OpenHands POST verification (the substantive finding)

For the 100 OpenHands hosts that passed Stage-2:

POST /api/conversations status	Count
200/201 (conversation actually created)	61
401/403 (auth required)	6
405 (method not allowed)	1
Other / unreachable	32

Of the 61 created conversations, follow-up GET /api/conversations/{id}:

Sandbox runtime state	Count
RUNNING + `STATUS$READY`	16
`STATUS$STARTING_RUNTIME`	15
`STATUS$BUILDING_RUNTIME`	5
STARTING (no runtime status reported)	23
STOPPED before runtime started	13
None / unreachable	9

Sandbox-READY hosts include named operators:

https://34.51.151.73 — ai-pipeline.dinpsykolog.se (Swedish online psychology service). Sandbox provisioned.
https://101.200.30.30 — xinrenxinshi.com (Chinese HR SaaS). Sandbox provisioned.
http://150.129.9.251:3000 — herrenlos.online. Sandbox provisioned.

DELETE cleanup on the 61 created conversations: 45 returned 200, 4 returned 500, 12 were unreachable. The DELETE accepts at the API level but is a soft-delete — 53 of 61 post-DELETE re-GETs still returned the conversation record. Operator-side database cleanup is required to fully purge.
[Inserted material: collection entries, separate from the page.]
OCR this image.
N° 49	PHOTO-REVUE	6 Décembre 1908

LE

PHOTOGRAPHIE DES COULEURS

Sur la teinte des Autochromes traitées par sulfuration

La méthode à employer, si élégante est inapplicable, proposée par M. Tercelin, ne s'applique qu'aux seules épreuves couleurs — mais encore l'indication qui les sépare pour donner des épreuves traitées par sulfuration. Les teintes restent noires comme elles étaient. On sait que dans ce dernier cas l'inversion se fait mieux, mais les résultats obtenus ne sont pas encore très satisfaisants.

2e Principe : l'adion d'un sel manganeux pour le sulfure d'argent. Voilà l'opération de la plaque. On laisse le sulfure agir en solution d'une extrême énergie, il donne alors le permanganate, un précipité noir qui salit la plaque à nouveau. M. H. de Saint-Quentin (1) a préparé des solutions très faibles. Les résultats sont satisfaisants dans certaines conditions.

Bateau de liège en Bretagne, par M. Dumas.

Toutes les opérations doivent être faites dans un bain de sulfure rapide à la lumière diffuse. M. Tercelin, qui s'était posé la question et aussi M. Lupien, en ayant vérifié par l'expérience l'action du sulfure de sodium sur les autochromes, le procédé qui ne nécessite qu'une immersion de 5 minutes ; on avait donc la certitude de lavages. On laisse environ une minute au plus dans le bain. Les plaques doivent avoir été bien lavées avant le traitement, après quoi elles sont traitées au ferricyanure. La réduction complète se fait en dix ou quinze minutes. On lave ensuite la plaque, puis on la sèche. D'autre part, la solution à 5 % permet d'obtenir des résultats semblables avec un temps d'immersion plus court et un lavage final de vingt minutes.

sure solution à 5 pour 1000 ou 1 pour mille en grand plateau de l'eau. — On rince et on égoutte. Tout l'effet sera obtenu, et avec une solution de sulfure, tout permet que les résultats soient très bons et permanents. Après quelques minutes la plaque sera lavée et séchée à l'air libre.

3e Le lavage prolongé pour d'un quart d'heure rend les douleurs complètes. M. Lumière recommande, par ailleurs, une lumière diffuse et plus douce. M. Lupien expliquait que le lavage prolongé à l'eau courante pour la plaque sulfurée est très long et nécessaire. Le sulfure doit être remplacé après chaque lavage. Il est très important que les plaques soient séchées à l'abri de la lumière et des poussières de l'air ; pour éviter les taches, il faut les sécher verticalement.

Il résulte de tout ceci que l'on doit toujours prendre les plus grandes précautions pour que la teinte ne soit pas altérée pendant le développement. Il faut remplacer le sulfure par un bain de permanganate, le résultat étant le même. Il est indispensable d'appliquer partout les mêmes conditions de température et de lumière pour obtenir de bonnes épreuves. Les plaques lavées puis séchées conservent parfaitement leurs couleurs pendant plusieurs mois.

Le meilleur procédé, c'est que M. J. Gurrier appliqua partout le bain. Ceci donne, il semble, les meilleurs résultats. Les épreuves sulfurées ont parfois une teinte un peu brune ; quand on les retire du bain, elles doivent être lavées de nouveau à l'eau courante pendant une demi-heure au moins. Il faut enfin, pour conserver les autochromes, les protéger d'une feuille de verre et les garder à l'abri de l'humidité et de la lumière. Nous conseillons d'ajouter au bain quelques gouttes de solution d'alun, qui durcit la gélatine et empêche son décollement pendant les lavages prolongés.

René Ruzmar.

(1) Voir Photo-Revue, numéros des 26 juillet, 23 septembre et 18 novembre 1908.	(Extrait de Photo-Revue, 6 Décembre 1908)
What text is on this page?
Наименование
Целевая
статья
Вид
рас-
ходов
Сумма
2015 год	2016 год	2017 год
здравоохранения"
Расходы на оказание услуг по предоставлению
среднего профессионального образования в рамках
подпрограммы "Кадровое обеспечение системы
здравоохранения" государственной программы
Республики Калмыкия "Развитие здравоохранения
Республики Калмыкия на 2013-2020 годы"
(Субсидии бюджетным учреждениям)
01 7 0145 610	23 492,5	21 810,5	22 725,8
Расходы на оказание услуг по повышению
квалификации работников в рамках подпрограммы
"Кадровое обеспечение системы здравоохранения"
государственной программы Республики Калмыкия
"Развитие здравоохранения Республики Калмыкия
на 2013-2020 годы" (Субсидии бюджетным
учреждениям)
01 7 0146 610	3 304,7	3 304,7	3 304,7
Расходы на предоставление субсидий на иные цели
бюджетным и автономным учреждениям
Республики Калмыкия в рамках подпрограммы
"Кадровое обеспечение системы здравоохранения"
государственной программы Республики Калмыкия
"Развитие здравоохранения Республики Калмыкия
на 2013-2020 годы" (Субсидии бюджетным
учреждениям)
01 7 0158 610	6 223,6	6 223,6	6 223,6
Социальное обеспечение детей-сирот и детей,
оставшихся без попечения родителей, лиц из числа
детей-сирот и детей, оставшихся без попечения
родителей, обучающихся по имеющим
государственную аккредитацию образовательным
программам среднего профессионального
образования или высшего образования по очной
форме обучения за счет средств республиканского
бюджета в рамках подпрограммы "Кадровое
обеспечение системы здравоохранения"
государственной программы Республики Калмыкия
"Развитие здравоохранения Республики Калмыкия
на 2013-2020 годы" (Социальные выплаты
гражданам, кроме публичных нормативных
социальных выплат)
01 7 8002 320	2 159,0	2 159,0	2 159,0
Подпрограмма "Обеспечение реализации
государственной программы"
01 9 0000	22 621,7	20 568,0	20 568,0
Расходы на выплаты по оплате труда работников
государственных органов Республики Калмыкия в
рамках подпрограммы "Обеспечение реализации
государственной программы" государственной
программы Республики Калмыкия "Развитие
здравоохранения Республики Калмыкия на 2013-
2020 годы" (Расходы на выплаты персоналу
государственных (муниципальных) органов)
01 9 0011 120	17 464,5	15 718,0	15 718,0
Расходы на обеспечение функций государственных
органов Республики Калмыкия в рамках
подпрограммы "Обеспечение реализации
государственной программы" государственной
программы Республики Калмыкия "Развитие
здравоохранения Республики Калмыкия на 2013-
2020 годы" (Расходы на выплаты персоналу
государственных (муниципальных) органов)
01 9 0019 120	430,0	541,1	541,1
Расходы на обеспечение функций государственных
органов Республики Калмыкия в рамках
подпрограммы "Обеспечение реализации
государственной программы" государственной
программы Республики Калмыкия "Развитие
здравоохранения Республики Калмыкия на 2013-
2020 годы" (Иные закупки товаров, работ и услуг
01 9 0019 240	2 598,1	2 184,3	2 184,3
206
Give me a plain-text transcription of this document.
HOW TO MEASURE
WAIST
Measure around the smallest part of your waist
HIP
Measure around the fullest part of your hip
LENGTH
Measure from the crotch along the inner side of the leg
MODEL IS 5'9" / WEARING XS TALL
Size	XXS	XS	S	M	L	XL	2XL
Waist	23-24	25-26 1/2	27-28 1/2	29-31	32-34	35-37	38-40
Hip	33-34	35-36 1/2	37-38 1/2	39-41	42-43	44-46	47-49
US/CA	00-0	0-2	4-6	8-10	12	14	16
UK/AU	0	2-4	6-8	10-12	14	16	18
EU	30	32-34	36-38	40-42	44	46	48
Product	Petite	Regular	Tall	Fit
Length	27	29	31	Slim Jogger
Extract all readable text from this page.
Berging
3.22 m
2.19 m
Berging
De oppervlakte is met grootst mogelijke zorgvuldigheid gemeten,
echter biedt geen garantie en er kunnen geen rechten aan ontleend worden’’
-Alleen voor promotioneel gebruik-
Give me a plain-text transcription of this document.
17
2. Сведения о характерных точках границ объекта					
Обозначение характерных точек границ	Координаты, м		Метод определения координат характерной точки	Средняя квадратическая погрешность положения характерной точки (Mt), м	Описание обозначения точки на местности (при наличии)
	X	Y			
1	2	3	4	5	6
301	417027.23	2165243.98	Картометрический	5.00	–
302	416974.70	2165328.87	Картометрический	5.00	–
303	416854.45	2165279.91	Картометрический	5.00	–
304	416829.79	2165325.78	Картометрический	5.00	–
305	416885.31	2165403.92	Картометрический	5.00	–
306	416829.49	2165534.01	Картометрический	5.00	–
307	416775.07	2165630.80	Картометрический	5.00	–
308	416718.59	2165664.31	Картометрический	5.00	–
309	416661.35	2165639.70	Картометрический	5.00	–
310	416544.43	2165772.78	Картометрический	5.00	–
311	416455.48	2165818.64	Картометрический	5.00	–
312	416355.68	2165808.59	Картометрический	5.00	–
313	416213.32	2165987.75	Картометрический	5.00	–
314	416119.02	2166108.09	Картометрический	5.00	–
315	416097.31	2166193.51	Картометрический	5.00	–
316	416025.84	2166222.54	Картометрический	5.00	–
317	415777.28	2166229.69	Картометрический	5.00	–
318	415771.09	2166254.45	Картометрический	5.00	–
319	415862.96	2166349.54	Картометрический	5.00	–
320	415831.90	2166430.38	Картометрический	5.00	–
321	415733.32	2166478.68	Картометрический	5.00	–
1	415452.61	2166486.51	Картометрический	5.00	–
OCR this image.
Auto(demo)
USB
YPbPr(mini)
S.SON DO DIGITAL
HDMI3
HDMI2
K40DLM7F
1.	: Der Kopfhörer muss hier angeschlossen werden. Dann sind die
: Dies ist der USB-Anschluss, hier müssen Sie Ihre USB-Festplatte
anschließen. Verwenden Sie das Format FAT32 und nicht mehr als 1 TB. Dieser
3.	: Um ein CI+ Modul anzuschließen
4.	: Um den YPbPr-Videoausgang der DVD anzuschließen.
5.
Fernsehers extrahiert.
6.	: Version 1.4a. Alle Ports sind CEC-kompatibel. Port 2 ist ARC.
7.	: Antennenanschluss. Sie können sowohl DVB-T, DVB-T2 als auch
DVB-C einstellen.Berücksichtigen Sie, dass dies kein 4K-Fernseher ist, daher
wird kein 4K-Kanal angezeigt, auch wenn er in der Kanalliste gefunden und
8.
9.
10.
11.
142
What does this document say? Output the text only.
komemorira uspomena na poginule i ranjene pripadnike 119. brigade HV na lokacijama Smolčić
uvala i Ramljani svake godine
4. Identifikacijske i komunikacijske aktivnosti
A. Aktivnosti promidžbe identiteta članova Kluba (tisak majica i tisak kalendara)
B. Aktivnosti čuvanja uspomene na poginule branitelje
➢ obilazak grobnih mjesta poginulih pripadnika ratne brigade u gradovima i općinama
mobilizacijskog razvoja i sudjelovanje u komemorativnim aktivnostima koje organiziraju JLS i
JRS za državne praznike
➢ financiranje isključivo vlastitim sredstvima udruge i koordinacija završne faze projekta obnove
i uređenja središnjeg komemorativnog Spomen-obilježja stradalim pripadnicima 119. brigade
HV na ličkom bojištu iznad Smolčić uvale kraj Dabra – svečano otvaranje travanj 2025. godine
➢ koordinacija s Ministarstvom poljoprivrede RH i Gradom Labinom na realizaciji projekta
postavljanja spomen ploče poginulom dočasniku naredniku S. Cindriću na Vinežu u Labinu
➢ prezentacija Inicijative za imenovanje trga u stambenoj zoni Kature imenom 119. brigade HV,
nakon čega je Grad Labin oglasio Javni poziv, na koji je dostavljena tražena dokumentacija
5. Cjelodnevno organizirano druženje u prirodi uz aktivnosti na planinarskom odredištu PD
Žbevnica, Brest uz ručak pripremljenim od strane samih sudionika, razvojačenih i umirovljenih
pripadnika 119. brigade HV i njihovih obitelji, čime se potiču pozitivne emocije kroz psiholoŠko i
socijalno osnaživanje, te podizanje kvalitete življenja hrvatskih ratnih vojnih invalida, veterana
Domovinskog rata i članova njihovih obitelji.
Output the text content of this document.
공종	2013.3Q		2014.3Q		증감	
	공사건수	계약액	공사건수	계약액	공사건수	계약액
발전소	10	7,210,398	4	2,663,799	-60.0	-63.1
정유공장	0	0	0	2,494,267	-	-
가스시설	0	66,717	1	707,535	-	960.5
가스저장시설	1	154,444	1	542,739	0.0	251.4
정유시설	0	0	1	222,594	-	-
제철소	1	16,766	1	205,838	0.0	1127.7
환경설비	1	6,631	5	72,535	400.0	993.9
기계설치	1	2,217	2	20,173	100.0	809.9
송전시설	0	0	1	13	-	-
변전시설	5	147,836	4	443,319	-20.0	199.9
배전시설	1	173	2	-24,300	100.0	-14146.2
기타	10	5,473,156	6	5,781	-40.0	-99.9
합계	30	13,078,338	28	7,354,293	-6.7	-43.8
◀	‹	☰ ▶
What was NOT verified (carrying-forward)

That the 16 sandbox-READY hosts have working LLM provider credentials. Sending a message would have verified this but would have burned operator quota; outside the restraint ethic.
That the sandbox is escapable. The Docker container exists and is marked READY; whether the agent can write outside the container or pivot to the host depends on operator-chosen volume mounts.
That GET /api/secrets returns secret names (would require explicit per-host probe; one host sampled returned the schema-described CustomSecretWithoutValueModel shape with no values present)

Cross-survey delta (2026-05-14 → 2026-05-18)

The 2026-05-14 baseline identified 30 unauth OpenHands hosts via /api/v1/settings. Today’s verification identified 93 unique unauth OpenHands hosts (61 POST-confirmed today + 32 partial-state hosts). Intersection on the unauth set:

	count	share
5/14 baseline still unauth today	25	83.3% of baseline
5/14 baseline disappeared	5	16.7% of baseline
New unauth since 5/14	68	73.1% of today’s set
Population growth	30 → 93	3.1× in 4 days

No external pressure was applied to the 2026-05-14 set (no disclosures sent, no extortion targeting the platform class). The 25 persistent operators are the empirical basis for Insight #30 (persistence without pressure).

Attribute — Stage 3 (VisorGraph cert-pivot, re-verified)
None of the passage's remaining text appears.